The main advantage of trading using opposite RBC Bearings and U Power positions is that it hedges away some unsystematic risk. Because of two separate transactions, even if RBC Bearings position performs unexpectedly, U Power can make up some of the losses. Pair trading also minimizes risk from directional movements in the market. For example, if an entire industry or sector drops because of unexpected headlines, the short position in U Power will offset losses from the drop in U Power's long position.
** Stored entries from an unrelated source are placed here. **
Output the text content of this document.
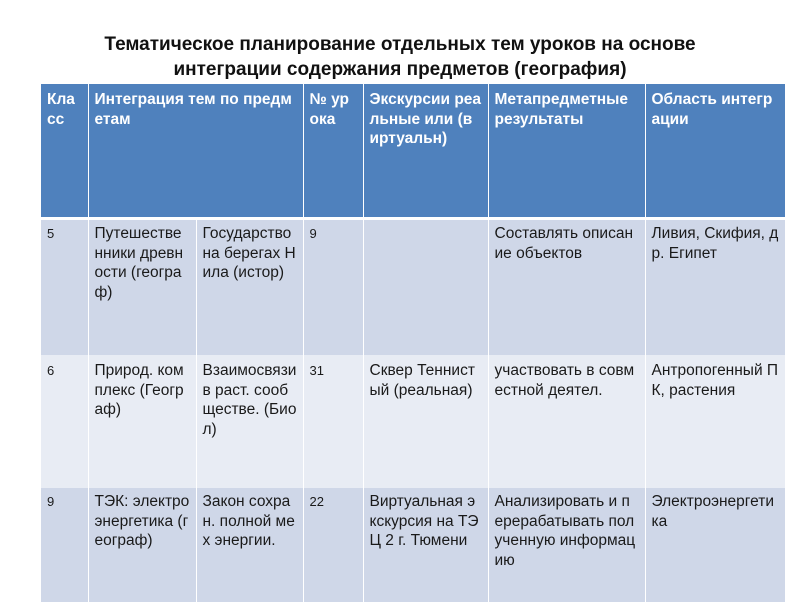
Тематическое планирование отдельных тем уроков на основе
интеграции содержания предметов (география)
Класс	Интеграция тем по предметам		№ урока	Экскурсии реальные или (виртуальн)	Метапредметные результаты	Область интеграции
5	Путешественники древности (географ)	Государство на берегах Нила (истор)	9		Составлять описание объектов	Ливия, Скифия, др. Египет
6	Природ. комплекс (Географ)	Взаимосвязи в раст. сообществе. (Биол)	31	Сквер Теннистый (реальная)	участвовать в совместной деятел.	Антропогенный ПК, растения
9	ТЭК: электроэнергетика (географ)	Закон сохран. полной мех энергии.	22	Виртуальная экскурсия на ТЭЦ 2 г. Тюмени	Анализировать и перерабатывать полученную информацию	Электроэнергетика
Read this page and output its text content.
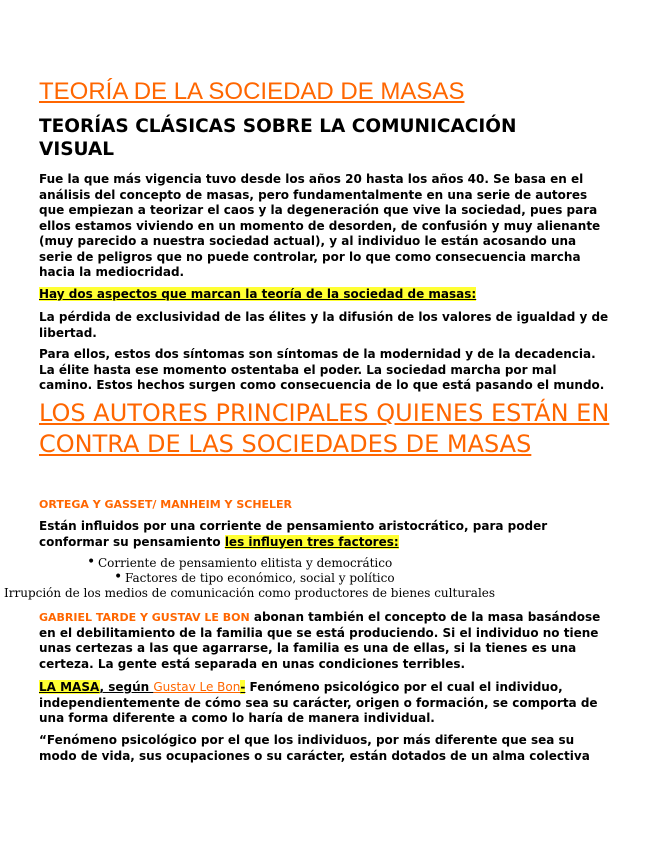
TEORÍA DE LA SOCIEDAD DE MASAS
TEORÍAS CLÁSICAS SOBRE LA COMUNICACIÓN VISUAL

Fue la que más vigencia tuvo desde los años 20 hasta los años 40. Se basa en el análisis del concepto de masas, pero fundamentalmente en una serie de autores que empiezan a teorizar el caos y la degeneración que vive la sociedad, pues para ellos estamos viviendo en un momento de desorden, de confusión y muy alienante (muy parecido a nuestra sociedad actual), y al individuo le están acosando una serie de peligros que no puede controlar, por lo que como consecuencia marcha hacia la mediocridad.

Hay dos aspectos que marcan la teoría de la sociedad de masas:

La pérdida de exclusividad de las élites y la difusión de los valores de igualdad y de libertad.

Para ellos, estos dos síntomas son síntomas de la modernidad y de la decadencia. La élite hasta ese momento ostentaba el poder. La sociedad marcha por mal camino. Estos hechos surgen como consecuencia de lo que está pasando el mundo.

LOS AUTORES PRINCIPALES QUIENES ESTÁN EN CONTRA DE LAS SOCIEDADES DE MASAS

ORTEGA Y GASSET/ MANHEIM Y SCHELER

Están influidos por una corriente de pensamiento aristocrático, para poder conformar su pensamiento les influyen tres factores:

• Corriente de pensamiento elitista y democrático
• Factores de tipo económico, social y político
Irrupción de los medios de comunicación como productores de bienes culturales

GABRIEL TARDE Y GUSTAV LE BON abonan también el concepto de la masa basándose en el debilitamiento de la familia que se está produciendo. Si el individuo no tiene unas certezas a las que agarrarse, la familia es una de ellas, si la tienes es una certeza. La gente está separada en unas condiciones terribles.

LA MASA, según Gustav Le Bon- Fenómeno psicológico por el cual el individuo, independientemente de cómo sea su carácter, origen o formación, se comporta de una forma diferente a como lo haría de manera individual.

“Fenómeno psicológico por el que los individuos, por más diferente que sea su modo de vida, sus ocupaciones o su carácter, están dotados de un alma colectiva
The idea behind RBC Bearings Incorporated and U Power Limited pairs trading is to make the combined position market-neutral, meaning the overall market's direction will not affect its win or loss (or potential downside or upside). This can be achieved by designing a pairs trade with two highly correlated stocks or equities that operate in a similar space or sector, making it possible to obtain profits through simple and relatively low-risk investment.
Check out your portfolio center.
Note that this page's information should be used as a complementary analysis to find the right mix of equity instruments to add to your existing portfolios or create a brand new portfolio. You can also try the Technical Analysis module to check basic technical indicators and analysis based on most latest market data.